Stefan Reindl, Direktor des Instituts für Automobilwirtschaft (IfA), relativiert dies noch weiter. Er sieht die Analyse im Spiegel lediglich als einen Teil der Wahrheit. Hauptverantwortlich ist für ihn die Politik, die durch „widersprüchliche Signale zum Aus der Verbrenner und den abrupten Förderstop“ das Vertrauen in die E-Mobilität untergräbt. Er kritisiert zudem, dass die Autoindustrie den Wandel lange verzögert hat und erst spät damit begann, bezahlbare Modelle zu bieten. Für ihn stellen Politik und Industrie die vermeintlich konservative Haltung der Verbraucher als eine besonders einfache Ausrede dar, um eigene Versäumnisse zu vertuschen. Seiner Meinung nach ist die politische Rahmengebung der größte Bremsfaktor, gefolgt von der Infrastruktur, die Entwicklung der Industrie und erst danach kommt die Einstellung der Verbraucher.
Ferdinand Dudenhöffers Einschätzung unterstützt diese Sichtweise: Die gemeinsam genutzte Vorstellung von „konservativen Autofahrern“ als Hauptproblem greift zu kurz. Technische Nachteile zuvor eingeführter E-Modelle, etwa der ID-Serie von Volkswagen, sowie höhere Vertrauensanforderungen bei Preisen über 50.000 Euro erschweren die Akzeptanz. Problematiken wie Reichweite, Batterielanglebigkeit, Sicherheit und natürlich der Preis sind entscheidende Faktoren.

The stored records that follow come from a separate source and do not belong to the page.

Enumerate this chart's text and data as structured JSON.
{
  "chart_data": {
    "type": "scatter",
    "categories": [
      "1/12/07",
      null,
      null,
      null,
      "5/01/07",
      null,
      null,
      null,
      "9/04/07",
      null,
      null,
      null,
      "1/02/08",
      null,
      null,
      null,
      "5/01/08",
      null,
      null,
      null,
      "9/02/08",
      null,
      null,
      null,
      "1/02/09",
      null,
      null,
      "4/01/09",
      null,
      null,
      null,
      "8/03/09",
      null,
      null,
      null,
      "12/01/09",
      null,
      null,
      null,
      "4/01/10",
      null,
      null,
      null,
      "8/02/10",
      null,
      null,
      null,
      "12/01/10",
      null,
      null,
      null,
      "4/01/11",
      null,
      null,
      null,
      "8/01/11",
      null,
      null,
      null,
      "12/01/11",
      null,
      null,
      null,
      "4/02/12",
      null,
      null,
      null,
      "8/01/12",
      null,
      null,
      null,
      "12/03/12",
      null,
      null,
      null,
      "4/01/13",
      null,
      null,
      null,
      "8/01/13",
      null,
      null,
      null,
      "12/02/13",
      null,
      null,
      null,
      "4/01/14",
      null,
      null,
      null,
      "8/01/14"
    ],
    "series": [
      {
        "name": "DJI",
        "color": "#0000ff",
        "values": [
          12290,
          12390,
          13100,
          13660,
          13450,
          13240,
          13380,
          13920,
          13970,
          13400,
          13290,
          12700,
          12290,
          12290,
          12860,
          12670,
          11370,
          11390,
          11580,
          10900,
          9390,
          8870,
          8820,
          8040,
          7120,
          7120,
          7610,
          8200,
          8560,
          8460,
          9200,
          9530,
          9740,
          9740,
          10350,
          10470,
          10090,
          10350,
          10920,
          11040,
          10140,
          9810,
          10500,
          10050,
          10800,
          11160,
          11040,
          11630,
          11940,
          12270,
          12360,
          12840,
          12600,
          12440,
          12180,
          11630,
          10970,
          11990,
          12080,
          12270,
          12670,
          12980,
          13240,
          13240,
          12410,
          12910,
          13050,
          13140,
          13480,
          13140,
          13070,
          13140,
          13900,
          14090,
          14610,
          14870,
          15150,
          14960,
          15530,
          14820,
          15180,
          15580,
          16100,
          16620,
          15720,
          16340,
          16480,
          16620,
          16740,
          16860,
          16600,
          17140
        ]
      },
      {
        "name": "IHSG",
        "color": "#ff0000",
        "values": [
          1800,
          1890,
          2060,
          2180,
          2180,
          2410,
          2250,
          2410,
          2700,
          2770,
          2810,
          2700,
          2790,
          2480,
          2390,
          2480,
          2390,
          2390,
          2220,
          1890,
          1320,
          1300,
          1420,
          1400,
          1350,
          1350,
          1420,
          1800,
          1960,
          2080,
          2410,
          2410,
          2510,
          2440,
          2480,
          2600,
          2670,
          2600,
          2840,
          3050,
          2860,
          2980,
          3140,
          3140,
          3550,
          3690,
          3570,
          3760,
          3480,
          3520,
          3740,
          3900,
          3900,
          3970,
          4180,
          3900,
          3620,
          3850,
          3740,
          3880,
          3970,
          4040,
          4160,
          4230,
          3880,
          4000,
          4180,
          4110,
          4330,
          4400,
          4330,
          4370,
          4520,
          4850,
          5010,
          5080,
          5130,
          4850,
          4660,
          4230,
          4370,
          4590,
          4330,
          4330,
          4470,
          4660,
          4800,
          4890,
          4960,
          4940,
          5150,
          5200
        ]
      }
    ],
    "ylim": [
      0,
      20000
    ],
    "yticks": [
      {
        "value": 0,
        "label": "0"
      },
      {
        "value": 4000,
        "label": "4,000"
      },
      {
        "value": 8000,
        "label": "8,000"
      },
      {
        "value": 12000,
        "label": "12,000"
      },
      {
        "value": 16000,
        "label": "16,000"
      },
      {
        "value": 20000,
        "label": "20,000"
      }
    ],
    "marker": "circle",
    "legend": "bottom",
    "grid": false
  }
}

Matthias Schmidt von Schmidt Automotive Research betrachtet schließlich die Thematik in einem kulturellen Kontext. Er zieht Parallelen zur starken Bindung der Deutschen an Verbrenner mit der geschätzten Kultur der Schweizer für mechanische Uhren: „Es wäre illusorisch zu erwarten, dass die Schweizer über Nacht ihre analogen Uhren gegen digitale eintauschen“, erklärt er. Ebenso fest ist die Verbindung der Deutschen zur Automobilindustrie verwurzelt. Ein Wandel ist jedoch denkbar, aber nur unter bestimmten Bedingungen. Schmidt merkt an, dass sinkende Preise das Marktbild plötzlich ändern können. Die Deutschen würden Rabatte lieben, verweist er auf die hohe Anzahl von Aldi und Lidl-Filialen in Deutschland.
Die Millerung und Aufstellung der Branchenexperten ist klar: Allein die konservativen Autofahrer sind nicht das zugrunde liegende Problem der Elektromobilität. Die Kaufzurückhaltung der Kunden ist vorhanden, vor allem als Antwort auf unklare politische Signale, technologisch inakzeptable Angebote und Fragen der Alltagstauglichkeit. Wenn Preis, Qualität und Perspektive ermittelt werden, könnte der Markt möglicherweise kippen. Der Wandel beginnt nicht beim Verbraucher, sondern bei denen, die Fernandes.Auto anbieten.